Ev işine karışmak

[b][color=blue]Ev işine karışmak





Sual: Erkeğin, eşinin yemek, temizlik, ütü gibi işlerine müdahale etmesi uygun mudur?


CEVAP
Kesinlikle karışmamalıdır. Kadının dünyası evidir. Yemek yapmamışsa, olsun peynir ekmek yeriz, demesi gerekir. Tuzlu tuzsuz yapmışsa ses çıkarmaz. Yemek yanmışsa hiç görmemesi gerekir. Eğer erkek bunları yaparsa, kadın kocasına hayran olur, kendisi utanır, düzeltmeye çalışır. Aksine niye böyle yapıyorsun denirse, iş çığırından çıkar. Kadın zayıftır, tez üzülür, tez sevinir, çok şeyi bir anda silip atar. Bütün iyiliklerini unutur. Erkekten daha dirayetli kadın olmaz mı; olur ama istisnalar kaideyi bozmaz. Evliya zatlar buyuruyor ki:

(Hanım, evde hizmetçi değil, sultandır. Hanımını üzmek akıllı insanın yapacağı iş değildir. Bir Müslüman hanımını nasıl üzer, akıl almıyor. Aklı olan karı koca, birbirini üzmez. Hayat arkadaşını üzmek, incitmek, ahmaklık alametidir. Zalim, huysuz kimsenin eşi, devamlı üzülerek sinirleri bozulur. Sinir hastası olur. Sinirler bozulunca, çeşitli hastalıklar hâsıl olur. Hayat arkadaşı hasta olan bir eş, mahvolmuş, mutluluğu sona ermiş demektir. Eşinin hizmet ve yardımlarından mahrum kalmıştır. Ömrü, onun dertlerini dinlemekle, ona doktor aramakla, ona alışmamış olduğu hizmetleri yapmakla geçer. Bütün bu felaketlere, bitmeyen sıkıntılara kendi huysuzluğu sebep olmuştur. Dizlerini dövse de, ne yazık ki bu pişmanlığının faydası olmaz. O halde; eşine yapılacak huysuzluğun zararı kendine olur. Ona karşı, hep güler yüzlü, tatlı dilli olmaya çalışmalı! Bunu yapabilen, rahat ve huzur içinde yaşar, Allahü teâlânın rızasını da kazanır!)
Bir kadına çirkinsin demek, öldürmekten beterdir. Bir arkadaşımız anlattı:

Yakın akrabamız bir bayan, (Kocam bana esmersin, pasaklısın dedi, hiçbir zaman “Güzelsin, seni seviyorum” demedi, hep kötü yönlerimi söyledi, elin adamlarından güzel söz duyunca, ister istemez gönlüm o adamlara düştü, kocamdan soğudum) dedi. Bu durumu iyi bilen bir arkadaş oğlunu evlendirirken (Aman oğlum, eşinle kavga etsen, kötü söz söylesen bile, ona sen çirkinsin deme, her zaman güzel olduğunu söyle) derdi. Kızımla annesi tartışınca, kız bana, (Baba bu köylüyü nereden buldun da aldın) der. Ben de, (Ama annen güzeldi onun için) derim. Kavga biter hemen.

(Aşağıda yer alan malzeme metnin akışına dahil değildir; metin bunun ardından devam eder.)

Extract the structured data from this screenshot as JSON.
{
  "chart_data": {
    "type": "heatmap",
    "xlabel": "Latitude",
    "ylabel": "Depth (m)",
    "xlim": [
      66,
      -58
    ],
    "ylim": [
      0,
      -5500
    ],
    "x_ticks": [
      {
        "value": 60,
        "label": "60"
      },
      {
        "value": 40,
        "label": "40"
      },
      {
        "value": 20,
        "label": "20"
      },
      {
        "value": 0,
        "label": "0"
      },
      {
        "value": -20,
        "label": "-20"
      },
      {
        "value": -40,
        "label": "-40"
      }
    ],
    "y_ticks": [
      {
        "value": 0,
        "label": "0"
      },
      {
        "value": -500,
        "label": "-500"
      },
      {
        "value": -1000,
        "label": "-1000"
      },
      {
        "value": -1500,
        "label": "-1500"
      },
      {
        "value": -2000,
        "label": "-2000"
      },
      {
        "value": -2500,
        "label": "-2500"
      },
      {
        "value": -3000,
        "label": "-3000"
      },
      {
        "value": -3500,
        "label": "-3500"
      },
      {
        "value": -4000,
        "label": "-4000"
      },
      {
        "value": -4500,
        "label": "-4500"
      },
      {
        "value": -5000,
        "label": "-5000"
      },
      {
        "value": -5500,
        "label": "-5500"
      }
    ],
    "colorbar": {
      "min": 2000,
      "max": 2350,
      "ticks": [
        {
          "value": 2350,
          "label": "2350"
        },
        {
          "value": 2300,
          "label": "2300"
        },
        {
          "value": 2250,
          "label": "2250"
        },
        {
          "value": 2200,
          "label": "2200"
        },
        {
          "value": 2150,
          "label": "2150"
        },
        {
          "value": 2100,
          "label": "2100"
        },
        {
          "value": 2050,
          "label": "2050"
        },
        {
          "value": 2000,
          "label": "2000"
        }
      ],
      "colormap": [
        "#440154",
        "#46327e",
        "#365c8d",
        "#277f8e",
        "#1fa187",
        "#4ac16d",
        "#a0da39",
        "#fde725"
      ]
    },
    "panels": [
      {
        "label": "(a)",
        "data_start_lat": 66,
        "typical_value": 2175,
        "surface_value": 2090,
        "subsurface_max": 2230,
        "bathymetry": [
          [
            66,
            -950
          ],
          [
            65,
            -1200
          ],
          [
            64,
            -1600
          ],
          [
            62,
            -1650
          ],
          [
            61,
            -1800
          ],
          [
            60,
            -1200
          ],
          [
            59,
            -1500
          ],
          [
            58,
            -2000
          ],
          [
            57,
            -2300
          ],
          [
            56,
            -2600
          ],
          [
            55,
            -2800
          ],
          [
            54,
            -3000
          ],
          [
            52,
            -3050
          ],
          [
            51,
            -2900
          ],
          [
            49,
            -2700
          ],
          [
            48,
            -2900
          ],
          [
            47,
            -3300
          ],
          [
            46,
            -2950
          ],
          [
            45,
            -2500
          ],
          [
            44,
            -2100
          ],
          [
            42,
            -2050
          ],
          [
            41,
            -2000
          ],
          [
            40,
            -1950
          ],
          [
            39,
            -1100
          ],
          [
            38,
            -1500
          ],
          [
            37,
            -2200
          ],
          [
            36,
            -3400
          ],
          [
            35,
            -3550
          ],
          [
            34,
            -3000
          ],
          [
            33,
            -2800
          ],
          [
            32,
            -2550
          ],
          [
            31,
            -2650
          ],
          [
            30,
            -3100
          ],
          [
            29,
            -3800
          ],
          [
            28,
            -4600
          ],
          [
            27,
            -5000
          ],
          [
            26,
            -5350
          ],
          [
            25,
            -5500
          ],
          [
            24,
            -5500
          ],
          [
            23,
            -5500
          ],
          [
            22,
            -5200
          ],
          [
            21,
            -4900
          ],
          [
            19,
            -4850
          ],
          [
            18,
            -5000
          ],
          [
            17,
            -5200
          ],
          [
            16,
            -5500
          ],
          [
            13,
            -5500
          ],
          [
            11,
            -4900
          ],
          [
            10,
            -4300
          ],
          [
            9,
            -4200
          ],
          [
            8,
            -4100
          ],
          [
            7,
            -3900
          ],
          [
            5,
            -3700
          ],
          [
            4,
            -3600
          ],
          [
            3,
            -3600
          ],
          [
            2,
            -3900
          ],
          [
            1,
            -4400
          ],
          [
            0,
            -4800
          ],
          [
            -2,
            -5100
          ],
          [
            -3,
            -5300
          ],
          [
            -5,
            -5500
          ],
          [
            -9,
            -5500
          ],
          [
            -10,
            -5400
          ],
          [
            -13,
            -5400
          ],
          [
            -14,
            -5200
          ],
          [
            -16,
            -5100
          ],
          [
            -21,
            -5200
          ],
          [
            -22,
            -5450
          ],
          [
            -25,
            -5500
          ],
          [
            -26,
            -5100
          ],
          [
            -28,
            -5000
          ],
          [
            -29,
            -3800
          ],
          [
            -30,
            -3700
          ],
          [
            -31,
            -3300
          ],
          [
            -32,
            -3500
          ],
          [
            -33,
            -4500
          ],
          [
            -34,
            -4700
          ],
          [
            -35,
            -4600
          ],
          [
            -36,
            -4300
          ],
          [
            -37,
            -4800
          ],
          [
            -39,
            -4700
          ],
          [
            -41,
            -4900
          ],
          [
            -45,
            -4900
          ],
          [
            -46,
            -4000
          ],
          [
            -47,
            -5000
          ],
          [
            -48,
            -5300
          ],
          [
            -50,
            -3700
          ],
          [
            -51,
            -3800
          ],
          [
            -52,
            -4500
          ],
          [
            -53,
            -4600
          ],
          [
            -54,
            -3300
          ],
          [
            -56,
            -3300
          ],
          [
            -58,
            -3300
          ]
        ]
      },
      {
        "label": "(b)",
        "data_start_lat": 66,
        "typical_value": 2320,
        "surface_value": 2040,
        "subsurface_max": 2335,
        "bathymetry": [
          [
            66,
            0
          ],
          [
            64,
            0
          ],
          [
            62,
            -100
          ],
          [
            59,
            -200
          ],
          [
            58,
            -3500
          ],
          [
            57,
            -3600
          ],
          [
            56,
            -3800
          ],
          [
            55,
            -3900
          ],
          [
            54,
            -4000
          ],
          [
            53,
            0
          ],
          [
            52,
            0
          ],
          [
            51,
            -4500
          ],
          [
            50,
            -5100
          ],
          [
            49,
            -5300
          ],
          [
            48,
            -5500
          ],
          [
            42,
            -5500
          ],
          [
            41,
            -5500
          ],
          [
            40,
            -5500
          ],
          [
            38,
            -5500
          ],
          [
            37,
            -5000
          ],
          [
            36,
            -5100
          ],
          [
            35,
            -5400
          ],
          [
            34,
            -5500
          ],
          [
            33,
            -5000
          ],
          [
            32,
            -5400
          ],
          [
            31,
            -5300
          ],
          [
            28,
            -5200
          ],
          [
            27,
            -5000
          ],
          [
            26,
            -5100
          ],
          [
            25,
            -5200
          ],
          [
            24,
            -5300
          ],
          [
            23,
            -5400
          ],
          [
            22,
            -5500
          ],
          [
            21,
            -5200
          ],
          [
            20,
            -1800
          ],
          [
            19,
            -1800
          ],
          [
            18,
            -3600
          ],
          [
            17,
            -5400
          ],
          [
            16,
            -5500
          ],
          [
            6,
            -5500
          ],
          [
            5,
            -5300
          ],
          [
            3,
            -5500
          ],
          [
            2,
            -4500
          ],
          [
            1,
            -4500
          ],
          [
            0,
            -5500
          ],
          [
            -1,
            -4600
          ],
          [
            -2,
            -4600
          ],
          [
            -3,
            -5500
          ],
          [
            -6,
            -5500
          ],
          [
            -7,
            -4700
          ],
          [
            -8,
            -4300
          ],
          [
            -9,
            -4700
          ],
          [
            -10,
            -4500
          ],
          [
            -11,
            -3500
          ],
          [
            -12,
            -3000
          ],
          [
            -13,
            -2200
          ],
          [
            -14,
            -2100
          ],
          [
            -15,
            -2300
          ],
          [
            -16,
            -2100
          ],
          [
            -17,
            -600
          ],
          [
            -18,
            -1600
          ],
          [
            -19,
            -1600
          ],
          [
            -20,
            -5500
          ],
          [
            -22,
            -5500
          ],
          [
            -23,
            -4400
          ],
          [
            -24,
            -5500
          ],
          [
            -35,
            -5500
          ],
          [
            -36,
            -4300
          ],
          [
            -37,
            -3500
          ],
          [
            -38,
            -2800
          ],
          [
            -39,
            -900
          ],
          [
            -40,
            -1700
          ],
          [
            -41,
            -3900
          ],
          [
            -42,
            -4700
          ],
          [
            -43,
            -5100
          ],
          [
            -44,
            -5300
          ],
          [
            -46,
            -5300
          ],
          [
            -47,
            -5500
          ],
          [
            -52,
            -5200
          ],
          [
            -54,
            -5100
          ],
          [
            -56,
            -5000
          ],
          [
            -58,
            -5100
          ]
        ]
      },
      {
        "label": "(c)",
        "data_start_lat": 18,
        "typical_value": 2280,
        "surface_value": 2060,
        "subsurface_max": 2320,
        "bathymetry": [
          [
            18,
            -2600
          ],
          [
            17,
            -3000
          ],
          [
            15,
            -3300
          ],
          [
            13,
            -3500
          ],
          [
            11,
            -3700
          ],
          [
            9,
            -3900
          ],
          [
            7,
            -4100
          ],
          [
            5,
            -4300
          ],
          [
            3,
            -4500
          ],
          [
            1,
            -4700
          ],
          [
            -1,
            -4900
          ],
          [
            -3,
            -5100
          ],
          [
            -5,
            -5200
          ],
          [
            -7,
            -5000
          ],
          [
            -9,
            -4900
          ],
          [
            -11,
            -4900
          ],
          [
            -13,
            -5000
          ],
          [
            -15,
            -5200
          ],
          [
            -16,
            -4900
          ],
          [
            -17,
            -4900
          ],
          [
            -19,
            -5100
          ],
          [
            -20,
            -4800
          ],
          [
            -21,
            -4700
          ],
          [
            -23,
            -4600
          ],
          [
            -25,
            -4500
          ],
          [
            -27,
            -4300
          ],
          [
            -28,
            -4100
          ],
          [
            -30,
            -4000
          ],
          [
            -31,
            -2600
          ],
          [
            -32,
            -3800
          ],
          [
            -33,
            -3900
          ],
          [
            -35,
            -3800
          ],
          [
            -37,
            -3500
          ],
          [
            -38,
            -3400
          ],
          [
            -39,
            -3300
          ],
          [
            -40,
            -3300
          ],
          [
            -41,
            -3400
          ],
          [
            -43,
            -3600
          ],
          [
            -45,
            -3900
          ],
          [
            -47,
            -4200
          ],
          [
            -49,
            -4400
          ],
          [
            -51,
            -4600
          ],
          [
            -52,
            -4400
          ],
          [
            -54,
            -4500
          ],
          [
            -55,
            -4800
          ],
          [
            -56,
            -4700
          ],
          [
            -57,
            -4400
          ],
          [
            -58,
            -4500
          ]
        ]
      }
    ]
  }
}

Bir de, hanım sorsa bile, varsa, ölmüş eşinden kesinlikle bahsetmemelidir. Eski eşin adını evde anmamalı, bundan çok sakınmalıdır. Bir gün Peygamber efendimiz, vefat eden Hazret-i Hatice validemizden bahsedince, kadınların en üstünü olan Âişe validemiz bile üzüldü. O üzülünce kim üzülmez ki? Hanımı üzmek için evlenilmez ki. Eski eş, ne kadar iyi olursa olsun, evde onun iyiliğinden bahsetmemelidir.

Kadın erkek iyi geçinmek için yalan söyleyebilir. Bir hadis-i şerif meali:

(Erkek, hanımını, hanımı da, beyini idare etmek için yalan söylerse günah olmaz.) [Müslim]

İbni Erkam hazretleri, Hazret-i Ömer’e, (Eşim, bana sevmediğini söyledi. Beni sevmeyen bir kadınla birlikte yaşayamam, ayrılmak istiyorum) dedi. Hazret-i Ömer, kadına, (Kocana, seni sevmiyorum dedin mi?) der.O da, (Evet, dedim. Bana sordu. Ben de yalan söyleyemedim. Yoksa burada yalana izin var mıdır) diye cevap verir. Hazret-i Ömer de, (Elbette burada yalan söylemeye izin vardır. Bir kadın, kocasını sevmese de, onu üzmemek için, yalan söylerse günah olmaz) buyurur. Hanımı idare etmek, onu haramdan korumak, neşelendirmek birinci vazife olmalıdır.